The ride to bring my older daughter to school each morning is approximately 50 minutes long (without traffic). That offers us a lot of time to chat. Usually she is teaching me songs she either learned at school (…and the green grass grew all around and around!) or made up (…we just passed seven mailboxes and never did I ever see a purple one oh myyyyyy!). Sometimes we just listen to the radio and sometimes we have actual conversations. Yes, this still blows my mind. She’s four and a real person with opinions and feelings and hopes and aversions to things like getting up early in the morning.

This morning I heard her little voice pipe up from the back seat, “Hm. That’s strange.” Curious, I took the bait. “What’s strange, Liv?”

I wasn’t expecting the following response. “We’ve passed many flags already and none of them are smiling. I think it’s because they are only half to the top of the flagpole. They are all half to the top.”

Then, the dreaded, “Why?”

I didn’t really have time to contemplate how I could or should attempt to explain the reason behind all of our American flags being flown at half-mast. I didn’t think I’d be spending this morning giving my preschooler a lesson on terror, fear, hatred, anguish, pain, patriotism, heroism and loss. I didn’t think we’d yet be discussing 9/11.

I hadn’t even had coffee yet. I didn’t want to get this wrong (though, I’m not sure there is a right way?), but I didn’t want to avoid answering her because she deserved an explanation.

“Well,” I started. “You’re right. The flags are sad.”

“I could tell,” she said, knowingly. “But, why are they sad?”

“There is a day each year when we come together as one big family to remember something very sad that happened to people we loved not so long ago.”

She was silent for a moment, considering this. “So people use our flag to show it? Like when I’m sad, I show it with tears?”

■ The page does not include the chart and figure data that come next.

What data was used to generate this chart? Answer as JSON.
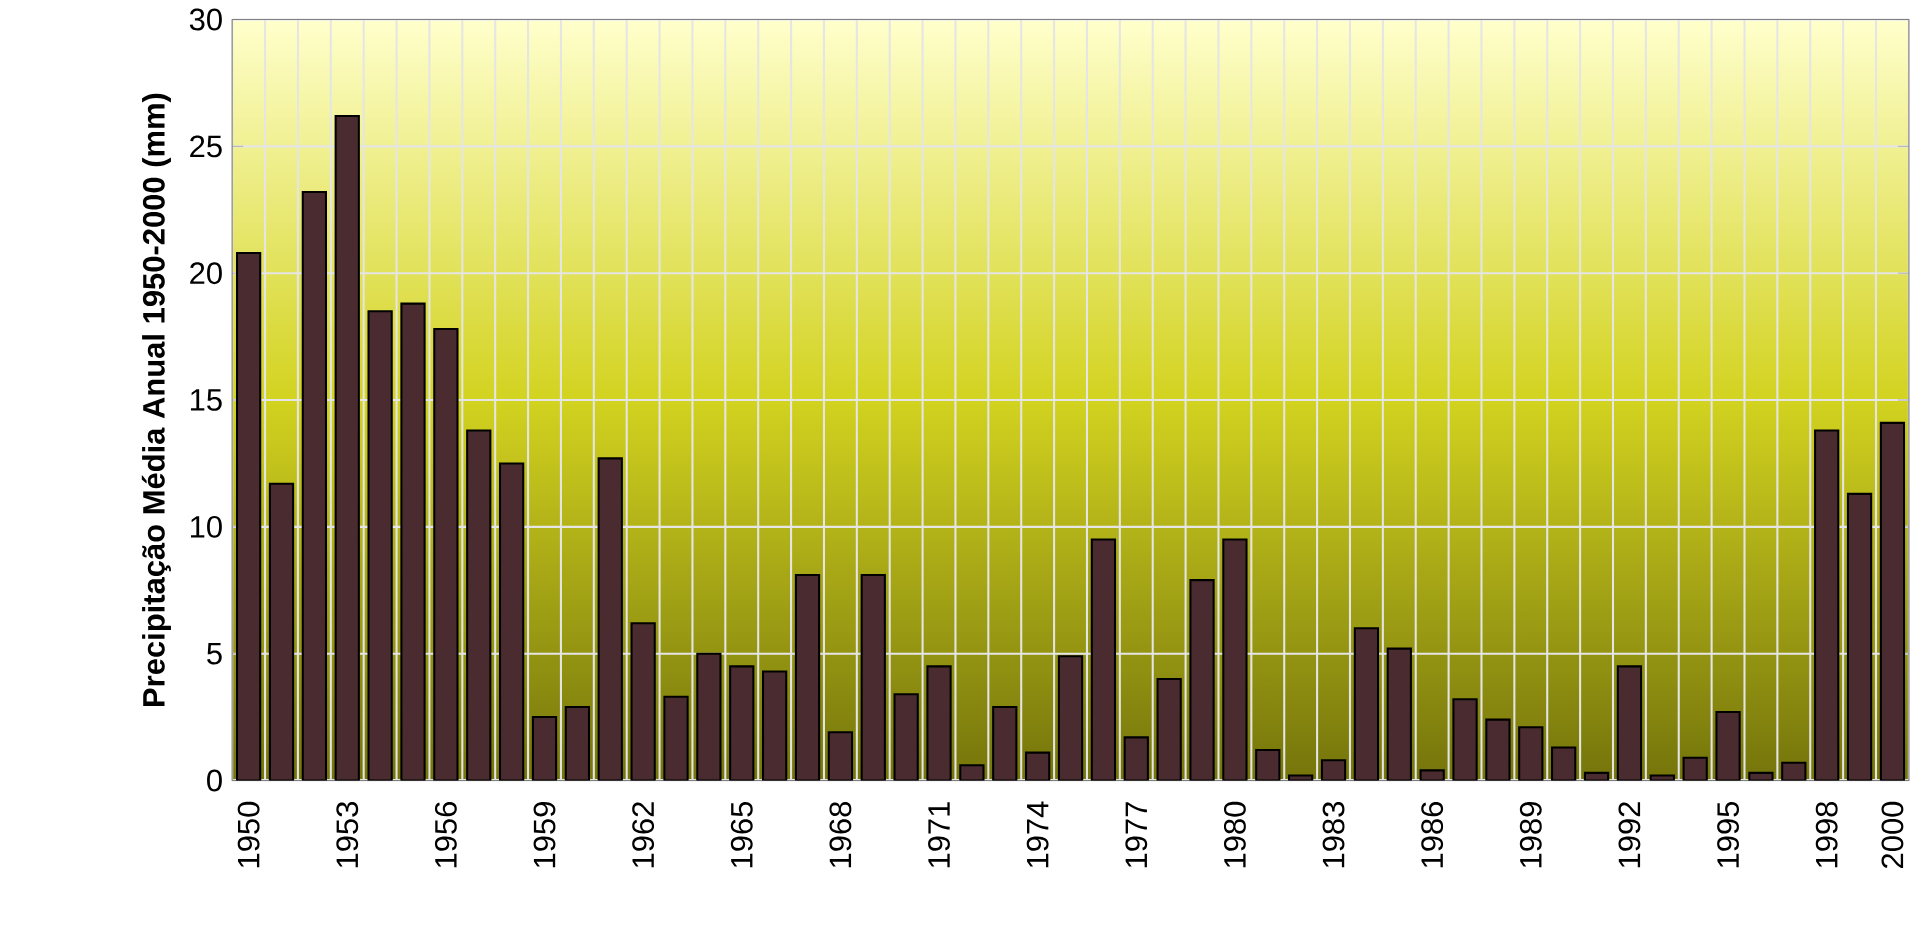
{
  "chart_data": {
    "type": "bar",
    "ylabel": "**Precipitação Média Anual 1950-2000  (mm)**",
    "categories": [
      "1950",
      null,
      null,
      "1953",
      null,
      null,
      "1956",
      null,
      null,
      "1959",
      null,
      null,
      "1962",
      null,
      null,
      "1965",
      null,
      null,
      "1968",
      null,
      null,
      "1971",
      null,
      null,
      "1974",
      null,
      null,
      "1977",
      null,
      null,
      "1980",
      null,
      null,
      "1983",
      null,
      null,
      "1986",
      null,
      null,
      "1989",
      null,
      null,
      "1992",
      null,
      null,
      "1995",
      null,
      null,
      "1998",
      null,
      "2000"
    ],
    "values": [
      20.8,
      11.7,
      23.2,
      26.2,
      18.5,
      18.8,
      17.8,
      13.8,
      12.5,
      2.5,
      2.9,
      12.7,
      6.2,
      3.3,
      5.0,
      4.5,
      4.3,
      8.1,
      1.9,
      8.1,
      3.4,
      4.5,
      0.6,
      2.9,
      1.1,
      4.9,
      9.5,
      1.7,
      4.0,
      7.9,
      9.5,
      1.2,
      0.2,
      0.8,
      6.0,
      5.2,
      0.4,
      3.2,
      2.4,
      2.1,
      1.3,
      0.3,
      4.5,
      0.2,
      0.9,
      2.7,
      0.3,
      0.7,
      13.8,
      11.3,
      14.1
    ],
    "color": "#4a2c30",
    "ylim": [
      0,
      30
    ],
    "yticks": [
      0,
      5,
      10,
      15,
      20,
      25,
      30
    ],
    "grid": true
  }
}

“Kind of, yes,” I replied, deciding that the sex talk will be CAKE after this. Good grief. She asked me if we used the American flag because America was sad. I told her that, yes, America and many other people around the whole world were sad, but also full of love. So full of love.

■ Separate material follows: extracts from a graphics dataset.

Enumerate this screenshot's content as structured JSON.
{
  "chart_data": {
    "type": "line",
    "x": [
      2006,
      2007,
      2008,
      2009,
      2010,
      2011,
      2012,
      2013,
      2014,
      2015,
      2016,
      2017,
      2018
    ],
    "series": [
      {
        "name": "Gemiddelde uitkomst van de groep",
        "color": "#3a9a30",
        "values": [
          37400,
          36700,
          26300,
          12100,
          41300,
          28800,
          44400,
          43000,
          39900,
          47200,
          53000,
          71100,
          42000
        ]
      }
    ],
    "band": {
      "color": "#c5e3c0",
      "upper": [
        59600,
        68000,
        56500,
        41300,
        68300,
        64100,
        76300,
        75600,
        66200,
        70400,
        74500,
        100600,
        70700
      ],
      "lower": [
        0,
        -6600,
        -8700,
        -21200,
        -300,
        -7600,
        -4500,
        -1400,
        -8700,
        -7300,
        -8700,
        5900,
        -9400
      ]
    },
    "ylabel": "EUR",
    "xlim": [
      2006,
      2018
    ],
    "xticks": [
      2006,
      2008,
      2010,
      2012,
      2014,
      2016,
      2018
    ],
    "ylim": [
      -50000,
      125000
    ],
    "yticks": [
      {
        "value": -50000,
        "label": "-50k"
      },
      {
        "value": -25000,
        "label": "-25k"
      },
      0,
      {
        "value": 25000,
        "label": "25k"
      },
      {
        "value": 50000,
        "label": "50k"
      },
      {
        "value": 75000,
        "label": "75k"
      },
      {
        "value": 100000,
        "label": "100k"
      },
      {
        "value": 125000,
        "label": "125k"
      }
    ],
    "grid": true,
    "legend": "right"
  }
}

I never really explained what actually happened on that day 12 years ago that leaves so many of us with missing pieces of our hearts, but I know I will. What I most wanted her to know at age four is how much love surrounds us.


from the Ground Zero Museum

from the Ground Zero Museum

She hummed quietly to herself for about fifteen minutes more before she said, “Whenever I am sad, a hug helps.”

Me, too, baby girl. As you all go about your lives, when things are difficult, know that we are here, wishing you love and so many hugs.